Arendt’e göre, “etken politik yaşamın önkoşulu olarak bir başlangıç yapma olanağı” herkes için açıktır. Dolayısıyla, öznel ve özgür istenç, bu olanağı kullanmanın önkoşuludur. Siyasal özneler arası ilişkilerin ve toplumlarının bir arada yaşamasının temel koşullarından biri olan çoğulluk, ortak konuşmada, eylemde ve davranışta somutlaşan “perspektiflerin” çoğulluğudur. Bu nedenle, çoğulluk ve çoğulculuk, sürekli deneyimlenen ve yeniden tanımlanan bilinç durumudur. Alışılmış yaşam tarzlarını köklü biçimde değiştirme etkinliği ve istencidir.

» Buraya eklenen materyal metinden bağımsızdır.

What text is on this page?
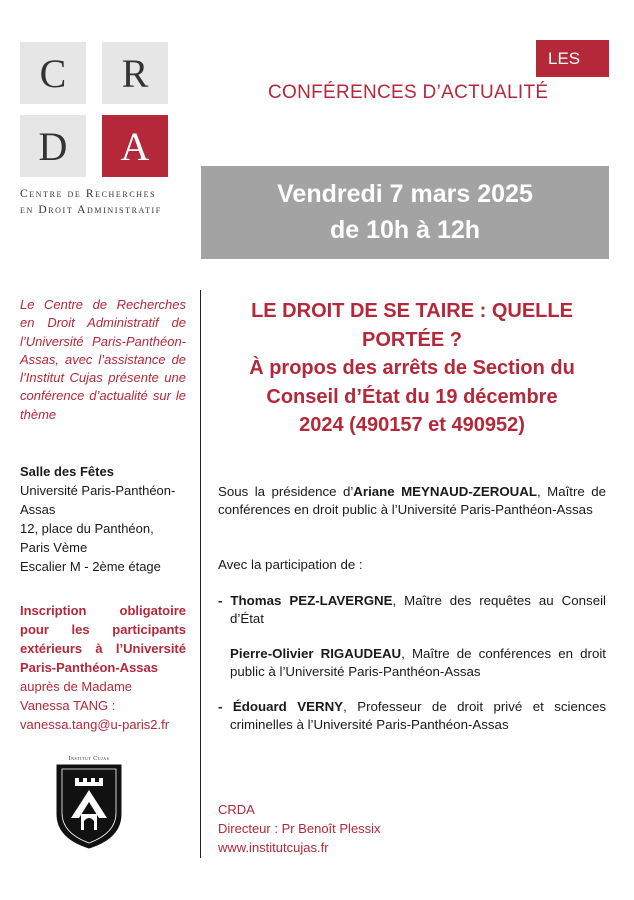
C	R
D	A
Centre de Recherches
en Droit Administratif
LES
CONFÉRENCES D’ACTUALITÉ
Vendredi 7 mars 2025
de 10h à 12h
Le Centre de Recherches en Droit Administratif de l’Université Paris-Panthéon-Assas, avec l’assistance de l’Institut Cujas présente une conférence d’actualité sur le thème
Salle des Fêtes
Université Paris-Panthéon-
Assas
12, place du Panthéon,
Paris Vème
Escalier M - 2ème étage
Inscription obligatoire pour les participants extérieurs à l’Université Paris-Panthéon-Assas
auprès de Madame
Vanessa TANG :
vanessa.tang@u-paris2.fr
Institut Cujas
LE DROIT DE SE TAIRE : QUELLE
PORTÉE ?
À propos des arrêts de Section du
Conseil d’État du 19 décembre
2024 (490157 et 490952)
Sous la présidence d’Ariane MEYNAUD-ZEROUAL, Maître de conférences en droit public à l’Université Paris-Panthéon-Assas
Avec la participation de :
- Thomas PEZ-LAVERGNE, Maître des requêtes au Conseil d’État
Pierre-Olivier RIGAUDEAU, Maître de conférences en droit public à l’Université Paris-Panthéon-Assas
- Édouard VERNY, Professeur de droit privé et sciences criminelles à l’Université Paris-Panthéon-Assas
CRDA
Directeur : Pr Benoît Plessix
www.institutcujas.fr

Gerçek/Hakikat, Perspektiflerin Çoğulluğunda Deneyimlenebilir
Bireyin özgür gelişimi ve çağdaş yaşam tarzlarının çoğulluğu arasında dolaysız bir ilişki vardır. Çoğulluğun, çoğulculuğa dönüşmesi, hem bunun olanaklı kılan toplum düzenini, hem de çoğulculaşmak isteyen özgür istençli bireyleri gerektirir. Bu nedenle, çoğulculaşmak isteyen özne, öncelikle kendi içine, özüne ve yaşama tarzına bakmalıdır. Önce kendi özünde ne ölçüde iç çoğulluk veya iç çok-seslilik geliştirdiğini irdelemelidir. Sonra da kalıcı iletişim ve toplumsal ilişkilerle çoğulculuğu geliştirebilmek için, gerçek veya hakikatin, tekil bakışta değil, ancak “perspektiflerin çoğulluğunda” deneyimlenebilir olduğunu öğrenmelidir.

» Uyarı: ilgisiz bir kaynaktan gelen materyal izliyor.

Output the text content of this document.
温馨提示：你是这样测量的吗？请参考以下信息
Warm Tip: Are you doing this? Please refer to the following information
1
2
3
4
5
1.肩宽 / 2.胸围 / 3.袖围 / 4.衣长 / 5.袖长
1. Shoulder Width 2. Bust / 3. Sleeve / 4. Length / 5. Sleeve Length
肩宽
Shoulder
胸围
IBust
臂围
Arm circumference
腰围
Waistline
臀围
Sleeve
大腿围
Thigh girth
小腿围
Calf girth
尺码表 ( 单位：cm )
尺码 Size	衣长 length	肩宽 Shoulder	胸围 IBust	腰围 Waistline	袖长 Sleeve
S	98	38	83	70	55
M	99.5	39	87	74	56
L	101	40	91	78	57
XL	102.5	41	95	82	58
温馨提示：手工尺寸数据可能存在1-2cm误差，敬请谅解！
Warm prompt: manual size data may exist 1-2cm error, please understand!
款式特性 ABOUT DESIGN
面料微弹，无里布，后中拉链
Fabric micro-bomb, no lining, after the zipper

Politik kamuoyu, düşünce ve görüş çeşitliliğinin ortamıdır. Bu ortamda özünü düşünümleyen ve dünyayı nasıl gördüğünü soran birey, kendi içinde çeşitliliği, çoğulluğu gerçekleştirmeye başlar. Öz-düşünüm, tekil bakış açısının sorgulanmasının başlangıcıdır. Böylece kamusal bir öz-düşünüm süreci, bir başka anlatımla, “toplum için doğru olan nedir?” sorusuna yanıt arama süreci başlayabilir. Bu süreç, “saltık ve tekil doğruyu” aşmanın ve ortak yaşamı zehirleyen “kin ve nefreti” sorgulanabilir kılmanın kaynağıdır.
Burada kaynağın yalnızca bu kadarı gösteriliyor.